Last winter, I tested a Volkswagen e-Golf during cold snap that saw temperatures in New York plunge into the low teens. The $37,000 e-Golf, a relatively fun-to-drive car among semi-affordable EVs, was suddenly no fun at all. And it was covering only about 50 miles before I had to seek sustenance from a charger. That’s a good 40 percent drop from what the VW can achieve in temperate conditions. I had to change plans for a drive to Greenwich, Connecticut, because there was no way the Golf was going to make the 75-mile round trip.

A few years earlier, my first drive in the Tesla Model S—which rocked my world, and my image of how great an electric car can be—ended with range anxiety verging on range panic. Slogging through Illinois on a blustery winter evening, the Tesla’s readout of remaining driving range began to drop precipitously. I thought I had dozens of miles to spare. But despite cranking the heat down to save juice, I was sweating as I pulled into Tesla’s service center in Chicago, with only about 5 miles of remaining range.

Cold weather saps driving range because it slows the chemical reaction inside a battery, making it harder to both charge and discharge. Extreme heat dings range as well, but not as dramatically. Research by AAA, in fact, found that EVs that averaged 105 miles in 75°F temperatures could only cover 43 miles when the mercury fell to 20°F. That’s an incredible 57 percent drop.

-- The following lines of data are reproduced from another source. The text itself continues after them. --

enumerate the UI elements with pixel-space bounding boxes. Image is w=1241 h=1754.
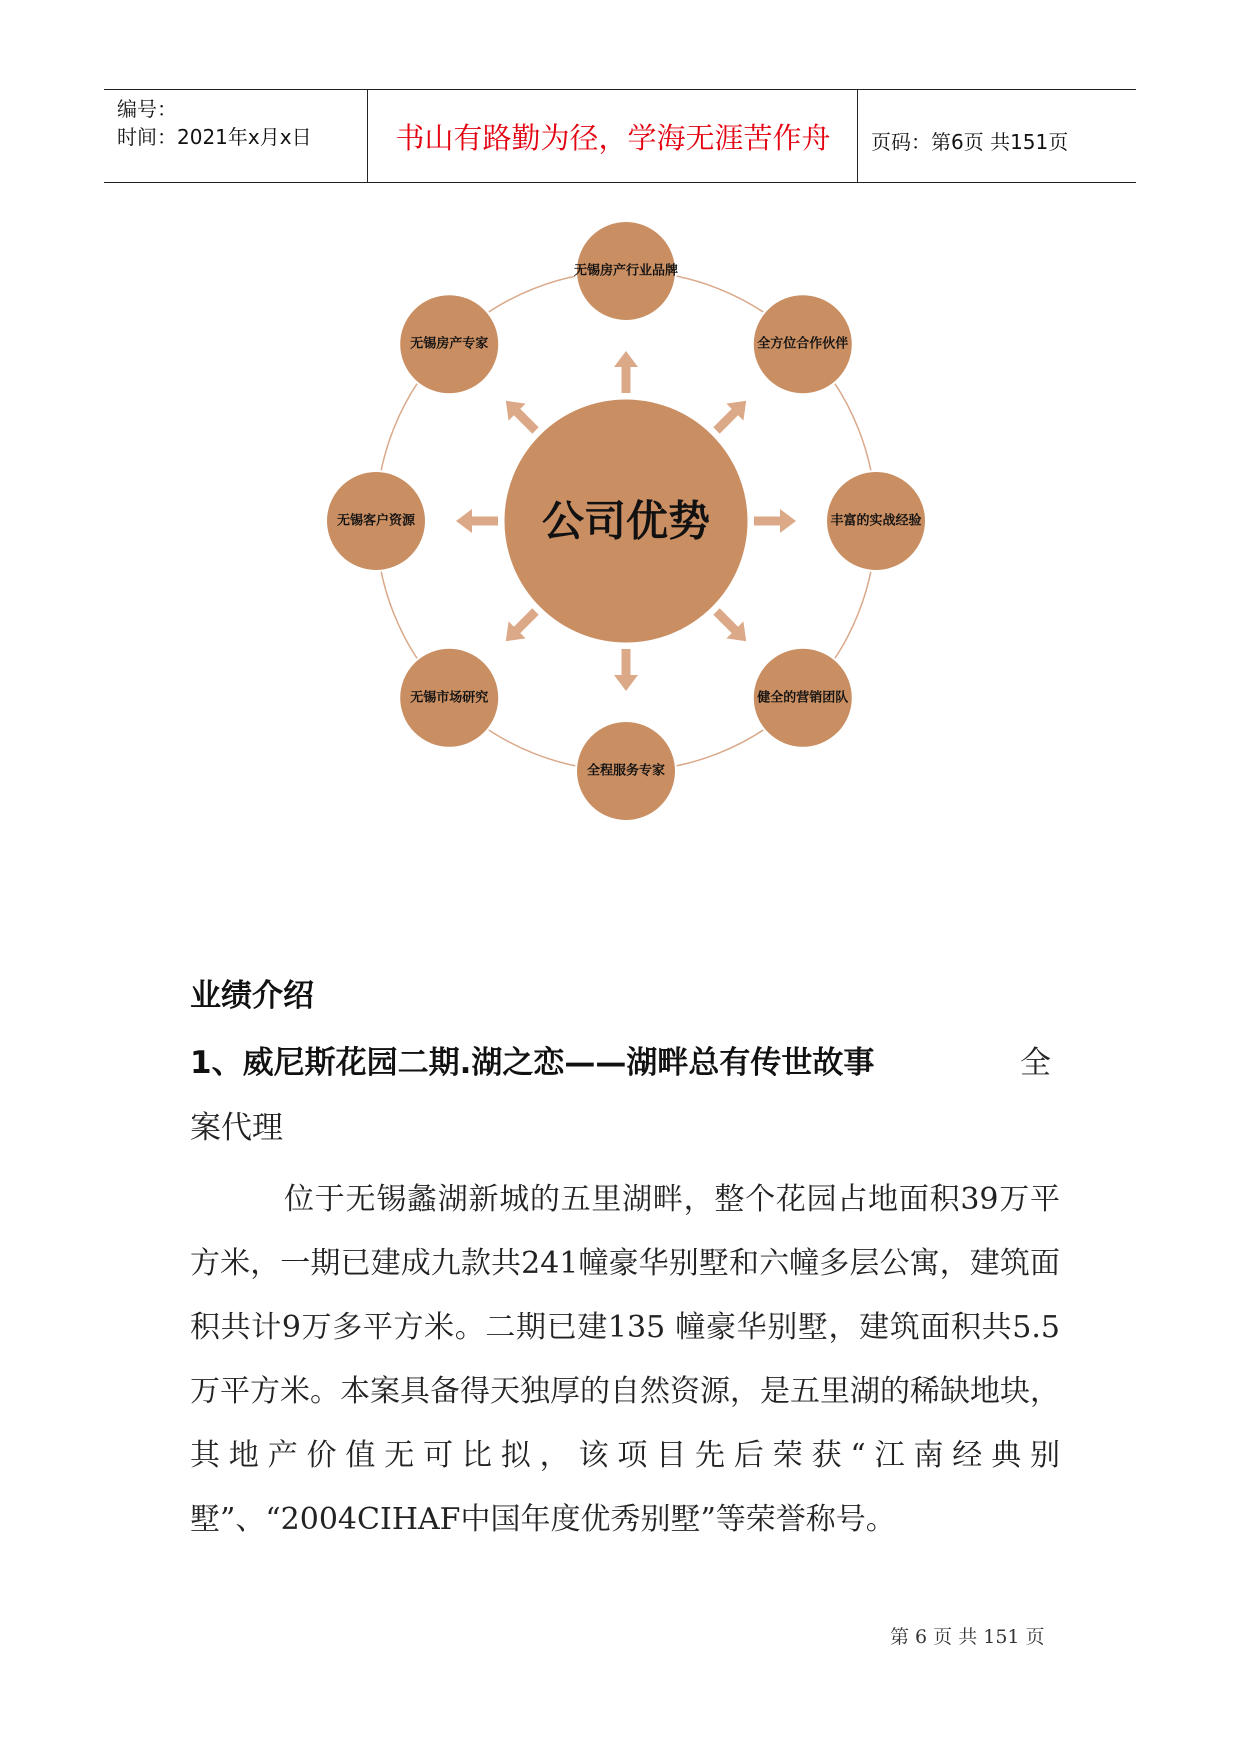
arrow-icon xyxy=(713,608,746,641)
node-label: 无锡市场研究 xyxy=(410,690,489,706)
serial-number-label: 编号： xyxy=(117,97,177,121)
arrow-icon xyxy=(506,401,539,434)
project-tag-start: 全 xyxy=(1020,1045,1051,1081)
header-bottom-rule xyxy=(104,182,1136,183)
center-label: 公司优势 xyxy=(541,496,711,546)
header-page-info: 页码：第6页 共151页 xyxy=(871,130,1069,154)
arrow-icon xyxy=(506,608,539,641)
node-label: 无锡房产专家 xyxy=(410,336,489,352)
arrow-icon xyxy=(614,351,638,393)
project-tag-end: 案代理 xyxy=(190,1110,283,1146)
arrow-icon xyxy=(713,401,746,434)
section-title: 业绩介绍 xyxy=(190,978,314,1014)
project-title: 1、威尼斯花园二期.湖之恋——湖畔总有传世故事 xyxy=(190,1045,875,1081)
node-label: 丰富的实战经验 xyxy=(830,513,922,529)
project-description: 位于无锡蠡湖新城的五里湖畔，整个花园占地面积39万平方米，一期已建成九款共241幢豪华别墅和六幢多层公寓，建筑面积共计9万多平方米。二期已建135 幢豪华别墅，建筑面积共5.5万平方米。本案具备得天独厚的自然资源，是五里湖的稀缺地块，其地产价值无可比拟，该项目先后荣获“江南经典别墅”、“2004CIHAF中国年度优秀别墅”等荣誉称号。 xyxy=(190,1182,1060,1537)
node-label: 无锡客户资源 xyxy=(336,513,416,529)
page-footer: 第 6 页 共 151 页 xyxy=(890,1626,1045,1648)
header-motto: 书山有路勤为径，学海无涯苦作舟 xyxy=(395,121,831,155)
node-label: 无锡房产行业品牌 xyxy=(573,263,679,279)
node-label: 健全的营销团队 xyxy=(757,690,849,706)
company-advantages-diagram xyxy=(300,190,940,840)
diagram-canvas xyxy=(300,190,940,840)
node-label: 全程服务专家 xyxy=(586,763,666,779)
node-label: 全方位合作伙伴 xyxy=(757,336,849,352)
arrow-icon xyxy=(614,649,638,691)
header-top-rule xyxy=(104,89,1136,90)
time-label: 时间：2021年x月x日 xyxy=(117,125,312,149)
arrow-icon xyxy=(456,509,498,533)
arrow-icon xyxy=(754,509,796,533)
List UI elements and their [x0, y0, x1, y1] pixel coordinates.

Battery engineers are working on the challenge, including by potentially increasing the conductivity of electrolyte in the battery, but without harming long-term life. For now, there are some ways to maximize range in cold weather, including keeping the EV plugged in when it’s not in operation. Also, running seat heaters to stay warm instead of the climate control. Gasoline engines produce vast quantities of waste heat that can be diverted to heat the cabin. EVs produce far less heat from their traction motors and electronics. So most use electric resistance heaters that suck up enormous amounts of battery energy, further reducing how far you can drive.

It’s hard enough to get Americans interested in EVs and hybrids, what with gasoline costing less than bottled water. But making EVs and their batteries more impervious to cold seems critical if purveyors want to sell the concept to people in Maine or Minneapolis, not just in sunny California. Because as things stand for northerners, the plummeting winter range of EVs could be the difference between making it to grandma’s and getting stranded in the woods.